Trump avalia punir países da OTAN e discute possível saída dos EUA
Donald Trump estuda medidas punitivas contra membros da OTAN que não apoiaram a guerra contra o Irã e discute a possível retirada dos EUA da aliança com o secretário-geral Mark Rutte.
Pontos principais
- Donald Trump avalia punir membros da OTAN que não apoiaram a guerra contra o Irã, segundo o The Wall Street Journal.
- As punições podem incluir a transferência de tropas americanas e o fechamento de bases militares na Europa.
- Trump voltou a criticar a OTAN, chamando-a de "pedaço de gelo mal administrado" e afirmando que a aliança "não estava lá" quando os EUA precisaram de aliados.
- O secretário-geral da OTAN, Mark Rutte, confirmou que Trump está "claramente desapontado" com os aliados que recusaram colaborar na guerra contra o Irã.

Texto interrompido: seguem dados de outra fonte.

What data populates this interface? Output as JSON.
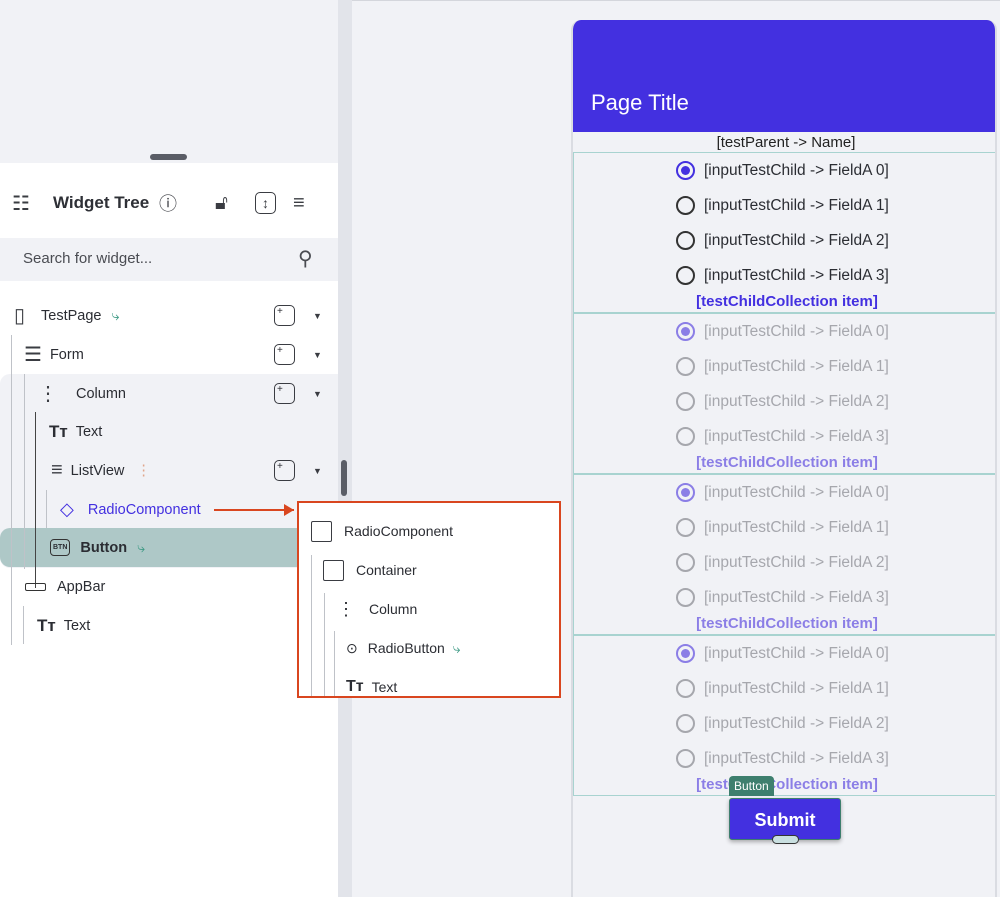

- A Casa Branca acusou a OTAN de falhar em apoiar os EUA no conflito com o Irã, citando palavras de Trump de que a aliança "deu as costas" aos EUA.
- A possível retirada dos Estados Unidos da OTAN será discutida em encontro entre Trump e o secretário-geral Mark Rutte.

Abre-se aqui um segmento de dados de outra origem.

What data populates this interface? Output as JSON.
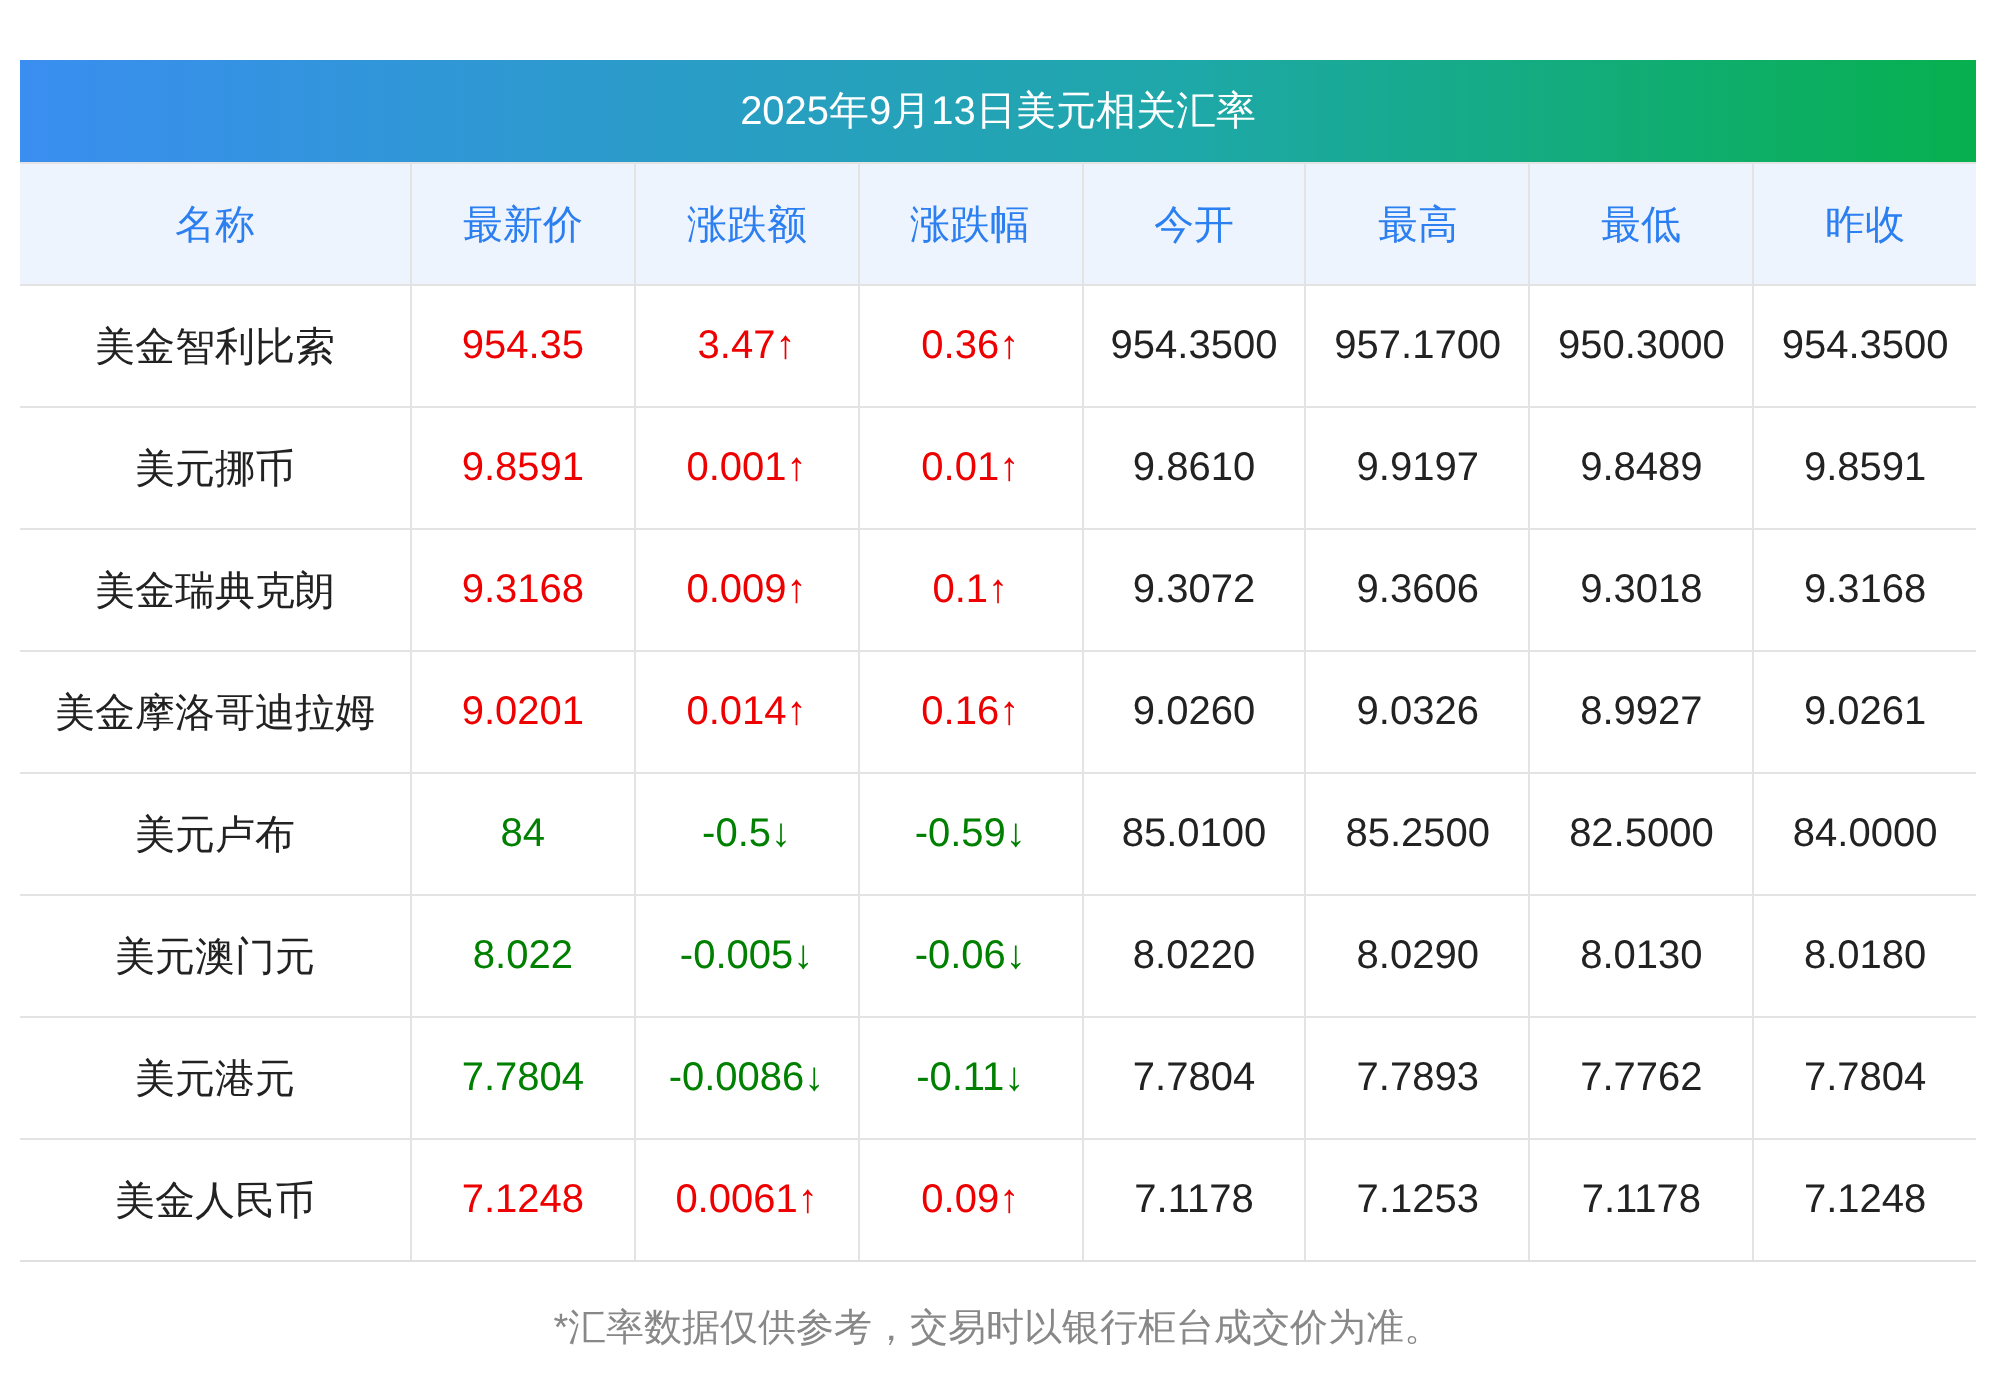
{
  "title": "2025年9月13日美元相关汇率",
  "columns": [
    "名称",
    "最新价",
    "涨跌额",
    "涨跌幅",
    "今开",
    "最高",
    "最低",
    "昨收"
  ],
  "rows": [
    {
      "color": "#ee0000",
      "cells": [
        "美金智利比索",
        "954.35",
        "3.47↑",
        "0.36↑",
        "954.3500",
        "957.1700",
        "950.3000",
        "954.3500"
      ]
    },
    {
      "color": "#ee0000",
      "cells": [
        "美元挪币",
        "9.8591",
        "0.001↑",
        "0.01↑",
        "9.8610",
        "9.9197",
        "9.8489",
        "9.8591"
      ]
    },
    {
      "color": "#ee0000",
      "cells": [
        "美金瑞典克朗",
        "9.3168",
        "0.009↑",
        "0.1↑",
        "9.3072",
        "9.3606",
        "9.3018",
        "9.3168"
      ]
    },
    {
      "color": "#ee0000",
      "cells": [
        "美金摩洛哥迪拉姆",
        "9.0201",
        "0.014↑",
        "0.16↑",
        "9.0260",
        "9.0326",
        "8.9927",
        "9.0261"
      ]
    },
    {
      "color": "#008000",
      "cells": [
        "美元卢布",
        "84",
        "-0.5↓",
        "-0.59↓",
        "85.0100",
        "85.2500",
        "82.5000",
        "84.0000"
      ]
    },
    {
      "color": "#008000",
      "cells": [
        "美元澳门元",
        "8.022",
        "-0.005↓",
        "-0.06↓",
        "8.0220",
        "8.0290",
        "8.0130",
        "8.0180"
      ]
    },
    {
      "color": "#008000",
      "cells": [
        "美元港元",
        "7.7804",
        "-0.0086↓",
        "-0.11↓",
        "7.7804",
        "7.7893",
        "7.7762",
        "7.7804"
      ]
    },
    {
      "color": "#ee0000",
      "cells": [
        "美金人民币",
        "7.1248",
        "0.0061↑",
        "0.09↑",
        "7.1178",
        "7.1253",
        "7.1178",
        "7.1248"
      ]
    }
  ],
  "footnote": "*汇率数据仅供参考，交易时以银行柜台成交价为准。"
}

- Mark Rutte afirmou ter tido uma conversa "franca e aberta" com Trump, buscando evitar a saída dos EUA e destacando o apoio logístico de alguns países europeus.
- Membros da OTAN aprovaram um aumento significativo nos gastos com defesa em 2025, com metas até 2035.

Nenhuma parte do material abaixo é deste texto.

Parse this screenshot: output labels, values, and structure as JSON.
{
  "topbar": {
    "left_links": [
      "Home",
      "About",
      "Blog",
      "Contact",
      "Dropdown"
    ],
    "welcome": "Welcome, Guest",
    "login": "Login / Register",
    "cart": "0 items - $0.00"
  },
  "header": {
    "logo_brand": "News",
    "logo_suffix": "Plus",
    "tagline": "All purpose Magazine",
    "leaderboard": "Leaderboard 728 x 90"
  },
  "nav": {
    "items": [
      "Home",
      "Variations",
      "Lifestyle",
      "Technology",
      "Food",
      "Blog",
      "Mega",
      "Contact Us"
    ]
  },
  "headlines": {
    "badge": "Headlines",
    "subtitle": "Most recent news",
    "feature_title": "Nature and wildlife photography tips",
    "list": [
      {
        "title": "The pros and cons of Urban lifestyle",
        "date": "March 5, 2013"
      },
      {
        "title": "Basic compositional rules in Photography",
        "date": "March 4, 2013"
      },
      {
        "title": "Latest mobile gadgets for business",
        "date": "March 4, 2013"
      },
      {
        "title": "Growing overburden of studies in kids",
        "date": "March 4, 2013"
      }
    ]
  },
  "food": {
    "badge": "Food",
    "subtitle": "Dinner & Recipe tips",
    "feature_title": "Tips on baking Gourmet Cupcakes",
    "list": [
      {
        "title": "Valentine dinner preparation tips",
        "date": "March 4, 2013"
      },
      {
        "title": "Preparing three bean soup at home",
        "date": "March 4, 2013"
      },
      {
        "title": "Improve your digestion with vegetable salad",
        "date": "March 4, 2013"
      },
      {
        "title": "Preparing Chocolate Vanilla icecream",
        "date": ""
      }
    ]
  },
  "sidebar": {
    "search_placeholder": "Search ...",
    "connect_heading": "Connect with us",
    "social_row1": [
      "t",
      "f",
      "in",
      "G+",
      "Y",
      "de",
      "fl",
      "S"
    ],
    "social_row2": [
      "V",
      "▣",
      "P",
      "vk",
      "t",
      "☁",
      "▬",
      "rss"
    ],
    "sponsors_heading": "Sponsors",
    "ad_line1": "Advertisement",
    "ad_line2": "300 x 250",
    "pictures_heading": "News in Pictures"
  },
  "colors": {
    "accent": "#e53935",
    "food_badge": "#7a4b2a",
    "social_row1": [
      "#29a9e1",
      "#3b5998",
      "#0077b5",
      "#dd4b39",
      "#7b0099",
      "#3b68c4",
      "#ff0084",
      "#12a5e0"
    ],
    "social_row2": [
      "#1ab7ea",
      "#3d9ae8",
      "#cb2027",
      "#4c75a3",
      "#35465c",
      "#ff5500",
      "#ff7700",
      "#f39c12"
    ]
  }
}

O presidente Donald Trump está avaliando medidas punitivas contra países membros da OTAN que não apoiaram a guerra contra o Irã, conforme reportado pelo The Wall Street Journal. As possíveis sanções incluem a retirada e transferência de tropas americanas para países aliados e o fechamento de bases militares na Europa. Espanha e Alemanha foram mencionadas como nações que podem ser impactadas, devido a restrições ao uso de seu espaço aéreo ou críticas à ofensiva.
Trump voltou a criticar a OTAN em sua rede social Truth Social, descrevendo-a como um "pedaço de gelo mal administrado" e afirmando que a organização "não estará lá" se os EUA precisarem de ajuda. Ele expressou decepção com aliados europeus em reunião com o secretário-geral da OTAN, Mark Rutte, reiterando que a aliança "não estava lá" quando os EUA precisaram de aliados, mencionando novamente a Groenlândia em suas declarações. A Casa Branca, por meio da secretária de imprensa Karoline Leavitt, acusou a OTAN de não ter apoiado os Estados Unidos durante o conflito, citando palavras de Trump de que a aliança "falhou" e "deu as costas" aos EUA. A Casa Branca também indicou que a possível retirada dos EUA da OTAN será um tema de discussão entre Trump e Rutte.
Mark Rutte, por sua vez, afirmou ter tido uma conversa "franca e aberta" com Trump, buscando usar sua relação pessoal para amenizar as críticas do presidente americano à aliança e evitar a saída dos EUA. Rutte confirmou que Trump está "claramente desapontado" com os aliados que recusaram colaborar na guerra contra o Irã, embora tenha explicado que alguns países europeus prestaram apoio logístico e que a maioria dos membros da OTAN concorda com a importância de degradar as capacidades nucleares iranianas. Autoridades europeias, incluindo Alemanha e França, afirmam não terem sido consultadas sobre os ataques ao Irã, o que dificultou a coordenação da resposta militar, e expressam cautela, pedindo desescalada no conflito.
Trump tem cobrado maior participação financeira e militar dos aliados da OTAN, que em 2025 aprovaram aumento nos gastos com defesa, com metas até 2035. A crise expõe fragilidades no princípio de defesa mútua da OTAN e levanta dúvidas sobre a validade do compromisso entre os membros.